“I know; you want to say you cannot accept my philosophy and I cannot appreciate yours; but I appreciate it more than you think, my-de’-seh.”
The convalescent’s smile showed much fatigue.
The Creole extended his hand; the immigrant seized it, wished to ask his name, but did not; and the next moment he was gone.
The convalescent walked meditatively toward his quarters, with a faint feeling of having been found asleep on duty and awakened by a passing stranger. It was an unpleasant feeling, and he caught himself more than once shaking his head. He stopped, at length, and looked back; but the Creole was long since out of sight. The mortified self-accuser little knew how very similar a feeling that vanished person was carrying away with him. He turned and resumed his walk, wondering who Monsieur might be, and a little impatient with himself that he had not asked.
“It is Honore Grandissime; it must be he!” he said.
Yet see how soon he felt obliged to change his mind.
CHAPTER VIII
SIGNED—HONORE GRANDISSIME
On the afternoon of the same day, having decided what he would “do,” he started out in search of new quarters. He found nothing then, but next morning came upon a small, single-story building in the rue Royale,—corner of Conti,—which he thought would suit his plans. There were a door and show-window in the rue Royale, two doors in the intersecting street, and a small apartment in the rear which would answer for sleeping, eating, and studying purposes, and which connected with the front apartment by a door in the left-hand corner. This connection he would partially conceal by a prescription-desk. A counter would run lengthwise toward the rue Royale, along the wall opposite the side-doors. Such was the spot that soon became known as “Frowenfeld’s Corner.”
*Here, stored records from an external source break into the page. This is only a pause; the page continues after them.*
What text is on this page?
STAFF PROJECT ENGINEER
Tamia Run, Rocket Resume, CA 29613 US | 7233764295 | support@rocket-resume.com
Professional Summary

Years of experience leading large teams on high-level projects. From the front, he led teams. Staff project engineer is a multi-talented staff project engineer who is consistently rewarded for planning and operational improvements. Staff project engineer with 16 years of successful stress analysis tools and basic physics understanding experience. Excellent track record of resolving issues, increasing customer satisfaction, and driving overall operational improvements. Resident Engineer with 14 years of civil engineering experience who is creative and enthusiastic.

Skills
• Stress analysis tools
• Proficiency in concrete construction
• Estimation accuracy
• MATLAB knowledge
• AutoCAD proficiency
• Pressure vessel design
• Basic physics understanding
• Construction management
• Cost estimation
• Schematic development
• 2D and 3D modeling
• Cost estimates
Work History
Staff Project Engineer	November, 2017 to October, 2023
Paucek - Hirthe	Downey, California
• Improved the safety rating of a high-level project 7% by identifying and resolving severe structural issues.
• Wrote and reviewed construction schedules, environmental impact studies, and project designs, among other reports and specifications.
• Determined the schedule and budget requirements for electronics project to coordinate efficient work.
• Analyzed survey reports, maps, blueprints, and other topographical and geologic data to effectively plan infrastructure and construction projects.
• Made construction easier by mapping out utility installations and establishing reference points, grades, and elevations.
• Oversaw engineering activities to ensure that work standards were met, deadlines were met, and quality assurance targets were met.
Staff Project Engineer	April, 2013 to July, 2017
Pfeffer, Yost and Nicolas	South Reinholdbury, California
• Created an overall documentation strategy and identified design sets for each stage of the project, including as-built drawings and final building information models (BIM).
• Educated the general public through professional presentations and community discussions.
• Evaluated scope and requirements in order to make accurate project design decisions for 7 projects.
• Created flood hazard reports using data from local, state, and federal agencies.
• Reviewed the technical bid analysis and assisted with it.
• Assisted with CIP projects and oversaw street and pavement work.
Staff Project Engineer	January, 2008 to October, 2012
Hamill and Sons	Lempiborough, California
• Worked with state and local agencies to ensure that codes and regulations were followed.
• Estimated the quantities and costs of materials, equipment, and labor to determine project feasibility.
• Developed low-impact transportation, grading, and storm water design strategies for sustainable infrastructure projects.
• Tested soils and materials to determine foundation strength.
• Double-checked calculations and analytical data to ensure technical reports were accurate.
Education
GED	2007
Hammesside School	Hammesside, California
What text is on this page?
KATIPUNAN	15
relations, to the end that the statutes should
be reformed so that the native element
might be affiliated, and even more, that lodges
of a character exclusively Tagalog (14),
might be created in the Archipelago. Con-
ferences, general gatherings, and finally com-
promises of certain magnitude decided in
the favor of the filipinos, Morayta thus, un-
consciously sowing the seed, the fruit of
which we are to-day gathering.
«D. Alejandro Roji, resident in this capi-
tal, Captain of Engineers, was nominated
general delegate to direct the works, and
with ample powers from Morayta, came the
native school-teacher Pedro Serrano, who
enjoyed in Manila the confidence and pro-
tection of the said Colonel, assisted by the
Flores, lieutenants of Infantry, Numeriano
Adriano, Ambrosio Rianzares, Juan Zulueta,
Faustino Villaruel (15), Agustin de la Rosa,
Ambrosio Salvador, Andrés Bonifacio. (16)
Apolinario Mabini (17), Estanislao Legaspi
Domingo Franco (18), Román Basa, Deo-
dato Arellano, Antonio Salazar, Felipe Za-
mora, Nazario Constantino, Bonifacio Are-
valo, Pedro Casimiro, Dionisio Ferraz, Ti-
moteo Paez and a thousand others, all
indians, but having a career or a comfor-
The notice “A Louer” directed him to inquire at numero—rue Conde. Here he was ushered through the wicket of a porte cochere into a broad, paved corridor, and up a stair into a large, cool room, and into the presence of a man who seemed, in some respects, the most remarkable figure he had yet seen in this little city of strange people. A strong, clear, olive complexion; features that were faultless (unless a woman-like delicacy, that was yet not effeminate, was a fault); hair en queue, the handsomer for its premature streakings of gray; a tall, well knit form, attired in cloth, linen and leather of the utmost fineness; manners Castilian, with a gravity almost oriental,—made him one of those rare masculine figures which, on the public promenade, men look back at and ladies inquire about.